Au terme d’une quinzaine années de travail, la branche française de l’AIBM1 vient de publier un répertoire national des bibliothèques musicales2, recensant près de 1400 institutions en France métropolitaine, en y faisant ressortir les disparités régionales et structurelles3.

En bref, cette étude fait ressortir le cloisonnement entre bibliothèques de partitions et discothèques publiques, la séparation des genres entre musiques « classique » et « actuelle », elles-mêmes distinctes des musiques traditionnelles, et enfin la variété des structures (bibliothèques publiques, de recherche, d’établissements d’enseignements, spécialisées... ; d’état, de collectivité locale, privée). On peut rajouter à ces lignes de fracture des distinctions entre le musical et le sonore, entre la partition et la performance (audio, vidéo), entre l’édité et l’archive… qui causent souvent une séparation physique entre des documents qui se rapportent, intellectuellement, à un même sujet.

Ces disparités, pour des raisons historiques reflétant sans doute le caractère national français, ne sont pas près de disparaître.

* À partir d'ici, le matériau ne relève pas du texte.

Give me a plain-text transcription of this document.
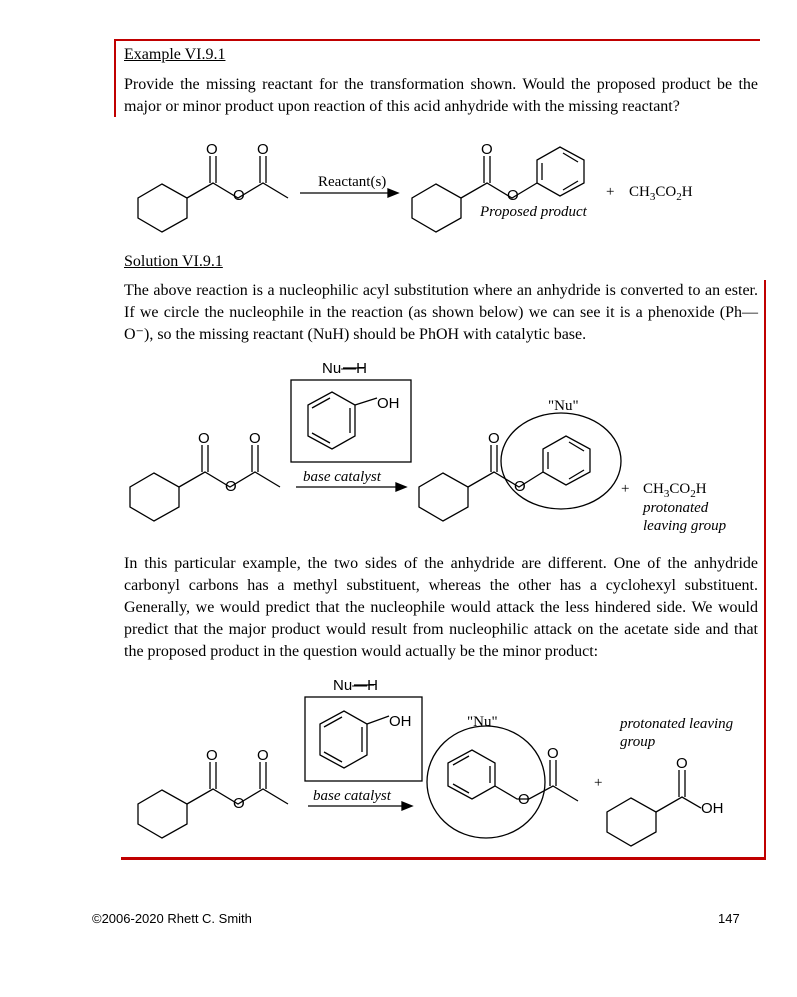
Example VI.9.1
Provide the missing reactant for the transformation shown. Would the proposed product be the major or minor product upon reaction of this acid anhydride with the missing reactant?
Solution VI.9.1
The above reaction is a nucleophilic acyl substitution where an anhydride is converted to an ester. If we circle the nucleophile in the reaction (as shown below) we can see it is a phenoxide (Ph—O⁻), so the missing reactant (NuH) should be PhOH with catalytic base.
In this particular example, the two sides of the anhydride are different. One of the anhydride carbonyl carbons has a methyl substituent, whereas the other has a cyclohexyl substituent. Generally, we would predict that the nucleophile would attack the less hindered side. We would predict that the major product would result from nucleophilic attack on the acetate side and that the proposed product in the question would actually be the minor product:
©2006-2020 Rhett C. Smith	147
O	O
O
O
O
Reactant(s)
Proposed product
+ $CH_3CO_2H$
Nu—H
OH
O	O
O
base catalyst
O
O
"Nu"
+ $CH_3CO_2H$
protonated
leaving group
Nu—H
OH
O	O
O	base catalyst
"Nu"
O
O
+
protonated leaving
group
O
OH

Elles ne facilitent bien évidemment pas l’accès à ces fonds, et la réalisation de cet ouvrage de cartographie est une étape importante dans l’identification de ces fonds, mais non pas dans leur mise à disposition.

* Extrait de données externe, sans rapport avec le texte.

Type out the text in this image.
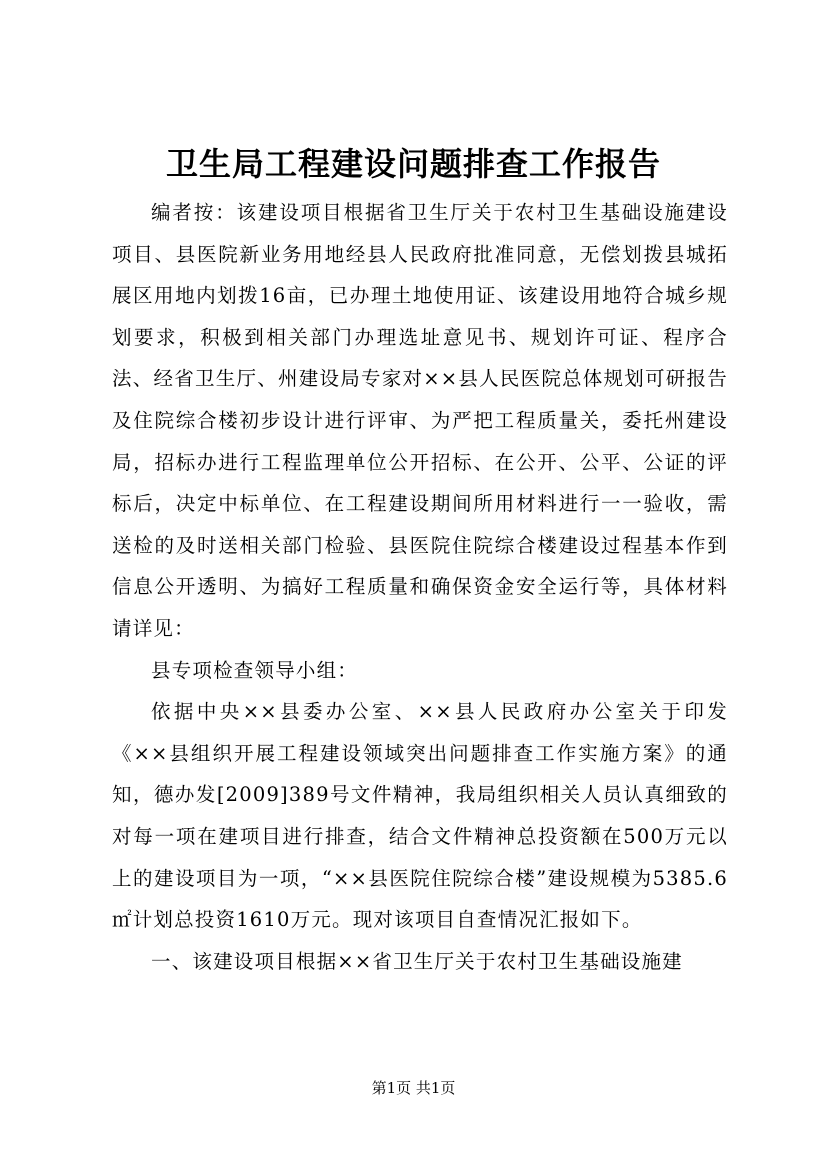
卫生局工程建设问题排查工作报告

编者按：该建设项目根据省卫生厅关于农村卫生基础设施建设项目、县医院新业务用地经县人民政府批准同意，无偿划拨县城拓展区用地内划拨16亩，已办理土地使用证、该建设用地符合城乡规划要求，积极到相关部门办理选址意见书、规划许可证、程序合法、经省卫生厅、州建设局专家对××县人民医院总体规划可研报告及住院综合楼初步设计进行评审、为严把工程质量关，委托州建设局，招标办进行工程监理单位公开招标、在公开、公平、公证的评标后，决定中标单位、在工程建设期间所用材料进行一一验收，需送检的及时送相关部门检验、县医院住院综合楼建设过程基本作到信息公开透明、为搞好工程质量和确保资金安全运行等，具体材料请详见：

县专项检查领导小组：

依据中央××县委办公室、××县人民政府办公室关于印发《××县组织开展工程建设领域突出问题排查工作实施方案》的通知，德办发[2009]389号文件精神，我局组织相关人员认真细致的对每一项在建项目进行排查，结合文件精神总投资额在500万元以上的建设项目为一项，“××县医院住院综合楼”建设规模为5385.6㎡计划总投资1610万元。现对该项目自查情况汇报如下。

一、该建设项目根据××省卫生厅关于农村卫生基础设施建

第1页 共1页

Il est illusoire de croie que l’on peut transformer en un coup de baguette magique ce type de fonctionnement, qui a aussi de bonnes raisons d’exister. Par contre, le numérique et les réseaux permettent déjà de transcender relativement rapidement ces frontières, en fournissant des modes d’organisation plus flexibles parce que virtuelles, de ces fonds. En cela, ces technologies contribuent à la connaissance de soi et des autres, enjeu social de première importance.

La singularité de l’Ircam

L’Ircam occupe une place singulière dans le panorama que l’on vient de dresser : place singulière par la réunion de deux rôles, celui de producteur de contenus musicaux, et celui de pôle de compétence sur les techniques de conservation, de diffusion et de valorisation – tous sous forme numérique – de fonds musicaux et, plus généralement, sonores. Place singulière aussi de sa Médiathèque, par sa vision transversale des supports de la musique (partitions et enregistrements) et des genres. Cette originalité s’explique par l’histoire de l’institut et par ses activités actuelles.

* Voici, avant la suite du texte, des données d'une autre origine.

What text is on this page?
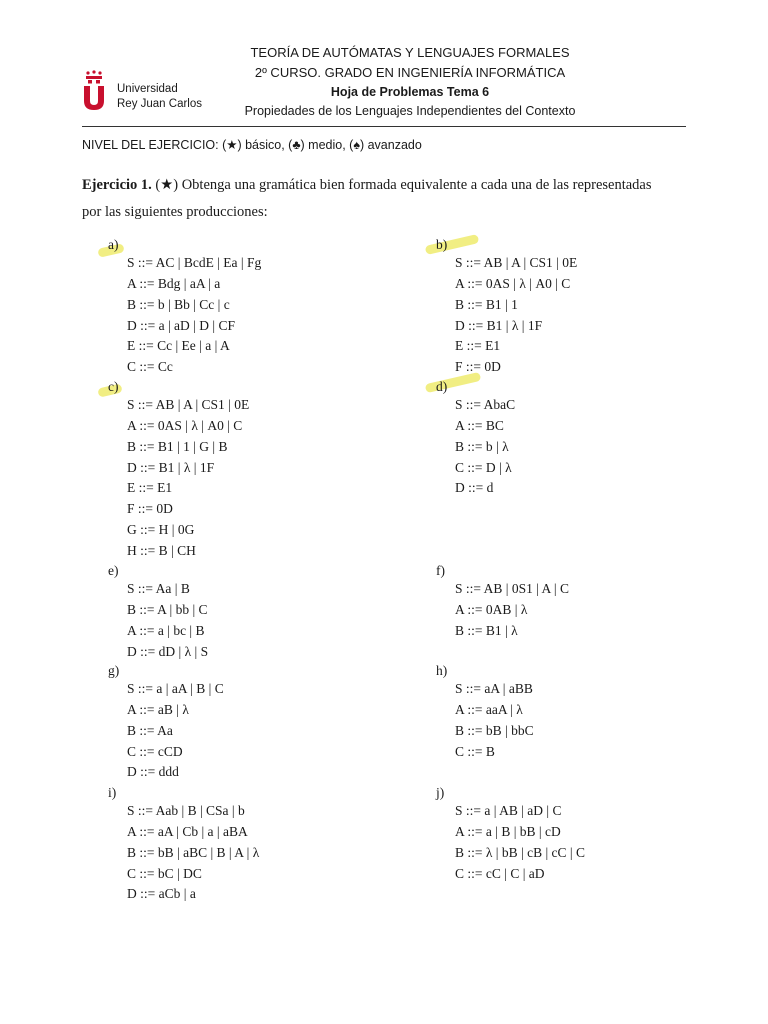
Universidad
Rey Juan Carlos
TEORÍA DE AUTÓMATAS Y LENGUAJES FORMALES
2º CURSO. GRADO EN INGENIERÍA INFORMÁTICA
Hoja de Problemas Tema 6
Propiedades de los Lenguajes Independientes del Contexto
NIVEL DEL EJERCICIO: (★) básico, (♣) medio, (♠) avanzado
Ejercicio 1. (★) Obtenga una gramática bien formada equivalente a cada una de las representadas
por las siguientes producciones:
a)
S ::= AC | BcdE | Ea | Fg
A ::= Bdg | aA | a
B ::= b | Bb | Cc | c
D ::= a | aD | D | CF
E ::= Cc | Ee | a | A
C ::= Cc
b)
S ::= AB | A | CS1 | 0E
A ::= 0AS | λ | A0 | C
B ::= B1 | 1
D ::= B1 | λ | 1F
E ::= E1
F ::= 0D
c)
S ::= AB | A | CS1 | 0E
A ::= 0AS | λ | A0 | C
B ::= B1 | 1 | G | B
D ::= B1 | λ | 1F
E ::= E1
F ::= 0D
G ::= H | 0G
H ::= B | CH
d)
S ::= AbaC
A ::= BC
B ::= b | λ
C ::= D | λ
D ::= d
e)
S ::= Aa | B
B ::= A | bb | C
A ::= a | bc | B
D ::= dD | λ | S
f)
S ::= AB | 0S1 | A | C
A ::= 0AB | λ
B ::= B1 | λ
g)
S ::= a | aA | B | C
A ::= aB | λ
B ::= Aa
C ::= cCD
D ::= ddd
h)
S ::= aA | aBB
A ::= aaA | λ
B ::= bB | bbC
C ::= B
i)
S ::= Aab | B | CSa | b
A ::= aA | Cb | a | aBA
B ::= bB | aBC | B | A | λ
C ::= bC | DC
D ::= aCb | a
j)
S ::= a | AB | aD | C
A ::= a | B | bB | cD
B ::= λ | bB | cB | cC | C
C ::= cC | C | aD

Créé dans les années 70 par le compositeur Pierre Boulez, l’Ircam4 est une association à but non lucratif et un département associé au Centre national d’art et de culture Georges Pompidou à Paris. On y mène de façon simultanée et coordonnée des activités de recherche techno-scientifique, de pédagogie, de création et de production musicales. Ces activités sont autant consommatrices que productrices de contenus documentaires musicaux, scientifiques et technologiques : ainsi, le département de recherche et développement publie des articles scientifiques et des livres ; des œuvres musicales sont composées à l’Ircam par des étudiants du cursus de composition ou par des compositeurs confirmés (ce qui produit des partitions) et sont ensuite exécutées en concert avec d’autres œuvres du répertoire contemporain (ce qui produit des archives sonores, se rajoutant à celles de débats et conférences sur les sujets propres à l’Ircam).

Jusqu’en 1995, l’institut possédait une bibliothèque de recherche essentiellement composée de monographies, périodiques et partitions musicales, fonds commun à l’Ircam et au CID-RM5 du CNRS. Ce fonds, consacré principalement à la musique dite savante d’après 1945 et aux domaines connexes, scientifiques, technologiques, sociologiques ou philosophiques, était orienté vers les chercheurs et les étudiants de l’organisme ou associés à ses activités.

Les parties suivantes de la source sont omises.